Geoffrey Samuel, national vice president of Cooperative Federation of Nigeria (CFN) and president of SECoopFIL, told BusinessDay that the major impediment against the 200 cooperative societies stem from the state government’s inability to step down the bulk CBN and BOI funds, which would make it easier for them to access.

Among other requirements, the State government is supposed to create a special purpose venture (SPV) agency that would undertake the disbursement of the MSMED Fund to SMEs, after accessing from the CBN.

So far, none of such SPV has been created in Imo, given the Governor’s inability yet to form his cabinet over six weeks after being sworn-in.
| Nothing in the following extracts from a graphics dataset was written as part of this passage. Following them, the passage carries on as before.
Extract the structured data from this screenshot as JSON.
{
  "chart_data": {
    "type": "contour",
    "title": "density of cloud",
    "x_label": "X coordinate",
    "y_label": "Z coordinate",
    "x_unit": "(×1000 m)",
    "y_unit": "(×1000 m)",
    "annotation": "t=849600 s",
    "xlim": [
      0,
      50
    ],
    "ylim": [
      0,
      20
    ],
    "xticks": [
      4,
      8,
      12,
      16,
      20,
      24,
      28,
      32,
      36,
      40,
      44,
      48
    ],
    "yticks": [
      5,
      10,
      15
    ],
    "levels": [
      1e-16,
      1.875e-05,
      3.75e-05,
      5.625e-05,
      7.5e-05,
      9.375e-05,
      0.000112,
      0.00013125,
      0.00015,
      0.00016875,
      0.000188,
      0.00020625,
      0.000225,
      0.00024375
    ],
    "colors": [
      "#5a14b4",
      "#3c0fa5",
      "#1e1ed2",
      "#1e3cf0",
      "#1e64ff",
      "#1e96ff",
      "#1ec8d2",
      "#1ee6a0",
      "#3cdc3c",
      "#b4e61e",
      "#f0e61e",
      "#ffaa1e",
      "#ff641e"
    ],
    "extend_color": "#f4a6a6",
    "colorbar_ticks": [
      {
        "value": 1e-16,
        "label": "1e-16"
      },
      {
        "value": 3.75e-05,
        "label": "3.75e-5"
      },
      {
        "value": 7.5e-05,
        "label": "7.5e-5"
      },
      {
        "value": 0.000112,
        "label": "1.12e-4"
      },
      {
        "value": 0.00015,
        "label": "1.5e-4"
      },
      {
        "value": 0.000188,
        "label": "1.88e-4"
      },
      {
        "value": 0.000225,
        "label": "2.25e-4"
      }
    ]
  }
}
Samuel told BusinessDay in an interview that efforts so far made by their cooperative groups (mainly women) to access the CBN’s MSMED Fund have proved herculean, as the conditions stipulated by the apex bank are quite stringent.

“To access the CBN’s MSMED Fund, as a cooperative, we were asked to go through a deposit money bank (otherwise called commercial banks). Meanwhile, the commercial banks have required us to provide collaterals.

The Cooperative Federation national vice president called on Governor Okorocha to expedite action to get the State government access the MSMED Fund for the benefit of thousands of Cooperative groups and SMEs in the state.

For Mbawuike, the OCCIMA boss, the governor must take a firm position to support businesses in the State through policies such as freeing access to BOI’s industrial development support fund and CBN’s MSMED Fund, so as to create an enabling environment that supports the private sector initiatives.